Following this approach, a great deal of pages from the early web were found. Some great examples are the home pages found at CWI, site:homepages.cwi.nl and at NIKHEF, Willem van Leeuwen's homepage.

An other method of finding old pages is to use an other early site as 'bait'. One of the early Dutch websites was DDS.nl (see: Internet Archive), a highly successful Freenet. Overwhelmed by its success and lacking sufficient funds, DDS.nl stopped in 1999. Combined this makes DDS.nl great bait for finding old pages. A Google search for link:dds.nl -site:dds.nl will result in many pages from before the turn of the century

dinsdag 27 januari 2015

Linkrot and the mset^H^H^H^H data-versiondate attribute

I run an archaelogical website (http://vici.org/) that has a database consisting of over 20000 records as its backend. Many of these records provide external links. Of course, every now and then linkrot creeps in and links stop working or direct to a page with content other than intended.

To overcome this I've started creating a tool that wil auto-archive all external links. When a user clicks on a link, a javascript will invoke a tiny service that returns the HTTP status code of the requested page. If the page is not available (returning a 404) the user will be redirected to a web archive. Aim is that the site will eventually run its own webarchive, auto-archiving each newly discovered link.

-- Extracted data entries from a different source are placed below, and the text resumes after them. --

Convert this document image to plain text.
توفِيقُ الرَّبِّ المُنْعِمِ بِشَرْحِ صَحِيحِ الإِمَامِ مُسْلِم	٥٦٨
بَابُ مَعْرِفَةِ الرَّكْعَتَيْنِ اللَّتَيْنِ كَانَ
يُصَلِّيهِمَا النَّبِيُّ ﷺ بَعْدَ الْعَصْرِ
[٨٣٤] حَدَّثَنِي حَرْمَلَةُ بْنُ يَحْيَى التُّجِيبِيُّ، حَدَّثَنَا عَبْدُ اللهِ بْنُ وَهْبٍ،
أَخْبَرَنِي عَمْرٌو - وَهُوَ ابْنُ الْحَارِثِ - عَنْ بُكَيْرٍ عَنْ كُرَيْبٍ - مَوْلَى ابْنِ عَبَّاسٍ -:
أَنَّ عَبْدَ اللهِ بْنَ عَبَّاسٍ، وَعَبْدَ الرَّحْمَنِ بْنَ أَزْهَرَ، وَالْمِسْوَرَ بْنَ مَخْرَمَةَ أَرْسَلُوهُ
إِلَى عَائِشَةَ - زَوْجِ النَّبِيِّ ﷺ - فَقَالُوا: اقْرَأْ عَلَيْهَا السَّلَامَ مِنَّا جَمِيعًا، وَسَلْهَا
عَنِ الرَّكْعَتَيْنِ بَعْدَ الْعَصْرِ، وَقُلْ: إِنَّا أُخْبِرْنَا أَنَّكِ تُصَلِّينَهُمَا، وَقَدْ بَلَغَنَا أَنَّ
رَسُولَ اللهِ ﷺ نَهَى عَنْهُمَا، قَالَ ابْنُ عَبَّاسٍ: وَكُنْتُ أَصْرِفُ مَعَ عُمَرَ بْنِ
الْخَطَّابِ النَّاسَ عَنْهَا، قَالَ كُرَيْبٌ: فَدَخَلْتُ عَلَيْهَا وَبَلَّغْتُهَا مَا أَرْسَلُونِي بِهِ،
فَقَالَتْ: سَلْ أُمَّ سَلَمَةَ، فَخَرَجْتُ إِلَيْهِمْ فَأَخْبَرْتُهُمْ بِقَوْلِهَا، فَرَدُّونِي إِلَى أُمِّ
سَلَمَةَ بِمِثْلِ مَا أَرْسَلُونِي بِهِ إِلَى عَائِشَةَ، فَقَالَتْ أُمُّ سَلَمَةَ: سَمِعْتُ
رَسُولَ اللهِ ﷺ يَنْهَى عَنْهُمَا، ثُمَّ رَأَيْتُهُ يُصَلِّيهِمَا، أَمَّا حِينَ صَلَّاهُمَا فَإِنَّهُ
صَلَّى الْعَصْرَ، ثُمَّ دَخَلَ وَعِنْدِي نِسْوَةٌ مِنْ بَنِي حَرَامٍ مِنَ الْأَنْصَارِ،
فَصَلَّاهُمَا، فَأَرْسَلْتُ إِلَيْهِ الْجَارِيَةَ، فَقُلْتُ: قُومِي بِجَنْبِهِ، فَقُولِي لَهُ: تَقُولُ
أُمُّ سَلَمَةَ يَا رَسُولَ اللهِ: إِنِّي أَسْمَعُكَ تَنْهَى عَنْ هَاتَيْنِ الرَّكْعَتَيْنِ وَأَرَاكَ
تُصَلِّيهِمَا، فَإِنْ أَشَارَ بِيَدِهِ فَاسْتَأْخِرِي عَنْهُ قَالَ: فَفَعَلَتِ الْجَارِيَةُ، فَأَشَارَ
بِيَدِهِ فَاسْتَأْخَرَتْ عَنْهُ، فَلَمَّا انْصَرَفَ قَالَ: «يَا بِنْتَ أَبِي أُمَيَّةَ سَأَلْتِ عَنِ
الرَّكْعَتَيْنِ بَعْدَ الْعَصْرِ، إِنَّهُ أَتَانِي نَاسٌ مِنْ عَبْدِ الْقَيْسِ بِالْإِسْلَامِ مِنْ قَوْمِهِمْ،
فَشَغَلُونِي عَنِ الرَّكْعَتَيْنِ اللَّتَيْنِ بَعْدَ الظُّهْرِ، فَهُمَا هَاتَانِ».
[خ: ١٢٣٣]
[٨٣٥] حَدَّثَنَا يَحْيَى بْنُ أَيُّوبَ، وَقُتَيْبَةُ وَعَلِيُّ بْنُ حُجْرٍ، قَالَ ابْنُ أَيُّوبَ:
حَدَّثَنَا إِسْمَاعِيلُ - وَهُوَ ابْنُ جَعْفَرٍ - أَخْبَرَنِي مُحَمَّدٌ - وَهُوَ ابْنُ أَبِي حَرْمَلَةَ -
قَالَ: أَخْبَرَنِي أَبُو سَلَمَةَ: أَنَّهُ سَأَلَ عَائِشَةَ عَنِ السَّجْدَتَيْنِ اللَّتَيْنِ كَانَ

When directing a user to an archived version of a page, ideally we link to that very version of the page the author had in mind when he created the link. So we need more information than just a hyperlink. This issue can be solved by following an approach originally suggested by Ryan Westphal, Herbert Van de Sompel and  Michael L. Nelson in "The mset Attribute". Basically it proposes to enrich hyperlinks with an attribute that provides either temporal context or refers to a specific archived copy or both. Their draft has now been superseeded by the Memento Robust Links specification (Robust Links - Link Decoration, see also Robust Links - Motivation).

A hyperlink following this specification could look like:

<a href="http://www.w3.org/spec.html" data-versiondate="2014-03-17">HTML</a>


<a href="http://www.w3.org/spec.html" data-versiondate="2014-03-17"

I intend to implement the data-versiondate attribute in the CMS of the website. When a new link is added to a record, the CMS will insert a data-versiondate attribute using the current date.

Update 2015-01-27 17:09 (CET): added the Robust Link specs and changed examples accordingly.

PS: See also the W3.org community on Robustness and Archiving.

zondag 25 januari 2015

Validating warcs?

Recently I started experimenting with Mat Kelly's Chrome extension WARCreate. An excellent idea to have a tool that enables both professional curators and amateur web archivists alike to create WARCs on-the-fly from within a browser.

My first experiments seemed to run fairly well, even better than expected, but the WARC I created from Frankfurter Algemeine couldn't be loaded in my OpenWayback engine. Creating a CDX the tool complained there were invalid characters in the WARC. The resulting cdx-file was empty.

I validated the WARC using the JWAT Tools but the output didn't offer me much more insight. Here is what it returned:

./jwattools.sh test -e 20150123091322216.warc
Showing errors: true
Validate digest: true
Using 1 thread(s).
Output Thread started.
ThreadPool started.
Queued 1 file(s).
ThreadPool shut down.                                              
Output Thread stopped.
# Job summary
GZip files: 0
  +  Arc: 0
  + Warc: 0
 Arc files: 0
Warc files: 1
    Errors: 17
  Warnings: 0
RuntimeErr: 0
   Skipped: 0
      Time: 00:00:05 (5129 ms.)
TotalBytes: 9.9 mb
  AvgBytes: 1.9 mb/s
'WARC-Target-URI' value: 14
Data before WARC version: 1
Empty lines before WARC version: 1
Trailing newlines: 1

I never used the JWAT Tools before but reading about them I noticed it also offers the ability to create cdx-files. To my suprise, this tool did create cdx-file and indeed, now I was able to display Frankfurter Algemeine in Open Wayback. I did contact Mat Kelly about the issue, perhaps it can be fixed. More verbose output from JWAT Tools would also help.